The “Proud Mary” poster is winner for two reason: It rocks its Blaxploitation roots with unabashed pleasure and teases the thrills that await when Taraji P. Henson becomes a major action star.
That nosebleed. Those eyes. The “Raw” poster perfectly sets your appetite up for one of the year’s best horror films.
Refusing to show Denzel Washington’s face is quite the bold choice, but that’s what makes this “Roman J. Israel, Esq.” poster so great. It’s not about the star, it’s about the character.
Anybody who thought the idea of a human woman falling in love with a male sea creature might be icky on the big screen was proven wrong with just this gorgeously swoon-worthy poster for “The Shape of Water.”
A dash of Saul Bass makes this poster for M. Night Shyamalan’s “Split” a genre delight.

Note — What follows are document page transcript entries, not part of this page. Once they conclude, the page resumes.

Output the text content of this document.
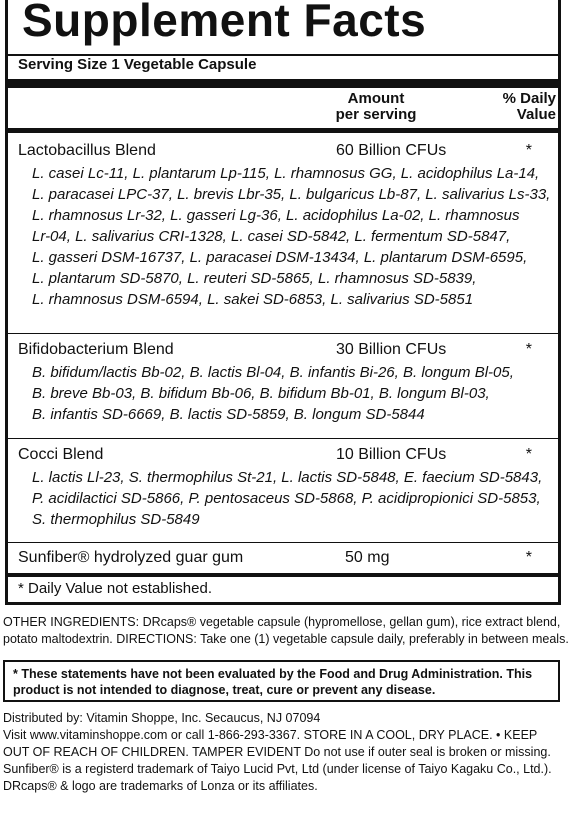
Supplement Facts
Serving Size 1 Vegetable Capsule
Amount
per serving
% Daily
Value
Lactobacillus Blend	60 Billion CFUs	*
L. casei Lc-11, L. plantarum Lp-115, L. rhamnosus GG, L. acidophilus La-14,
L. paracasei LPC-37, L. brevis Lbr-35, L. bulgaricus Lb-87, L. salivarius Ls-33,
L. rhamnosus Lr-32, L. gasseri Lg-36, L. acidophilus La-02, L. rhamnosus
Lr-04, L. salivarius CRI-1328, L. casei SD-5842, L. fermentum SD-5847,
L. gasseri DSM-16737, L. paracasei DSM-13434, L. plantarum DSM-6595,
L. plantarum SD-5870, L. reuteri SD-5865, L. rhamnosus SD-5839,
L. rhamnosus DSM-6594, L. sakei SD-6853, L. salivarius SD-5851
Bifidobacterium Blend	30 Billion CFUs	*
B. bifidum/lactis Bb-02, B. lactis Bl-04, B. infantis Bi-26, B. longum Bl-05,
B. breve Bb-03, B. bifidum Bb-06, B. bifidum Bb-01, B. longum Bl-03,
B. infantis SD-6669, B. lactis SD-5859, B. longum SD-5844
Cocci Blend	10 Billion CFUs	*
L. lactis Ll-23, S. thermophilus St-21, L. lactis SD-5848, E. faecium SD-5843,
P. acidilactici SD-5866, P. pentosaceus SD-5868, P. acidipropionici SD-5853,
S. thermophilus SD-5849
Sunfiber® hydrolyzed guar gum	50 mg	*
* Daily Value not established.
OTHER INGREDIENTS: DRcaps® vegetable capsule (hypromellose, gellan gum), rice extract blend,
potato maltodextrin. DIRECTIONS: Take one (1) vegetable capsule daily, preferably in between meals.
* These statements have not been evaluated by the Food and Drug Administration. This
product is not intended to diagnose, treat, cure or prevent any disease.
Distributed by: Vitamin Shoppe, Inc. Secaucus, NJ 07094
Visit www.vitaminshoppe.com or call 1-866-293-3367. STORE IN A COOL, DRY PLACE. • KEEP
OUT OF REACH OF CHILDREN. TAMPER EVIDENT Do not use if outer seal is broken or missing.
Sunfiber® is a registerd trademark of Taiyo Lucid Pvt, Ltd (under license of Taiyo Kagaku Co., Ltd.).
DRcaps® & logo are trademarks of Lonza or its affiliates.
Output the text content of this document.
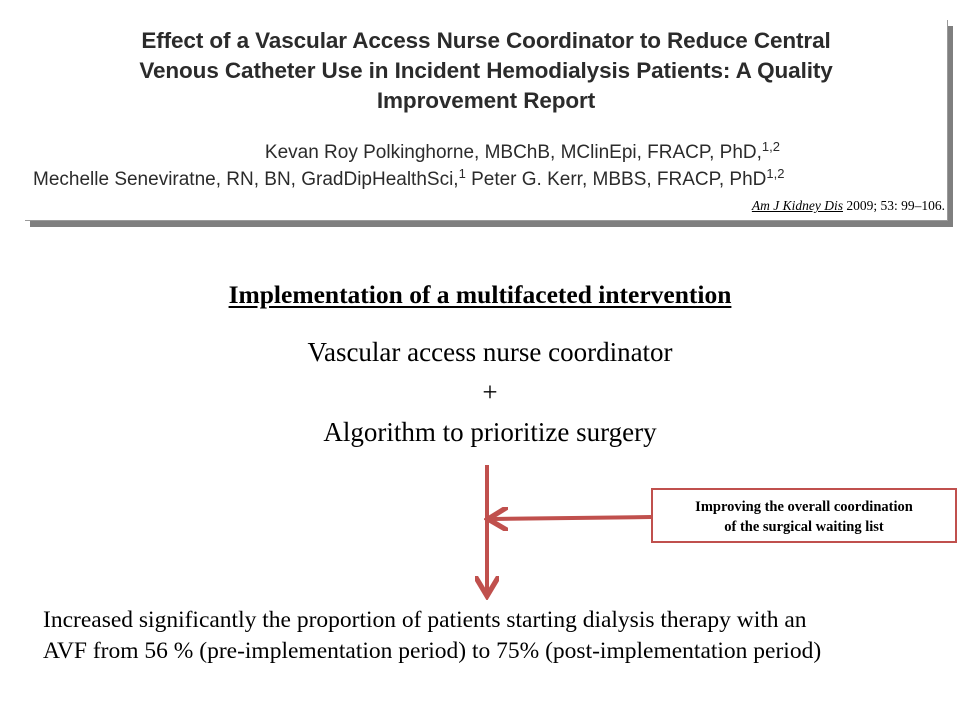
Effect of a Vascular Access Nurse Coordinator to Reduce Central
Venous Catheter Use in Incident Hemodialysis Patients: A Quality
Improvement Report
Kevan Roy Polkinghorne, MBChB, MClinEpi, FRACP, PhD,$^{1,2}$
Mechelle Seneviratne, RN, BN, GradDipHealthSci,$^1$ Peter G. Kerr, MBBS, FRACP, PhD$^{1,2}$
Am J Kidney Dis 2009; 53: 99–106.
Implementation of a multifaceted intervention
Vascular access nurse coordinator
+
Algorithm to prioritize surgery
Improving the overall coordination
of the surgical waiting list
Increased significantly the proportion of patients starting dialysis therapy with an
AVF from 56 % (pre-implementation period) to 75% (post-implementation period)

The teaser poster for “Star Wars: The Last Jedi” was so radically different than any one-sheet the franchise had ever debuted that we should’ve known Rian Johnson was going to deliver something truly unique right then and there.
Steven Kostanski and Jeremy Gillespie’s “The Void” was one of the year’s biggest genre delights. Usually knocking off Kubrick’s “A Clockwork Orange” wouldn’t be the smartest thing to do, but “The Void” is damn fearless.
War. What is it good for? Giving us another brilliant mo-cap performance from Andy Serkis, apparently.
Inspirational. Powerful. Badass. All of the feelings you’d end up experiencing during “Wonder Woman” were bottled up nicely in this gorgeous poster.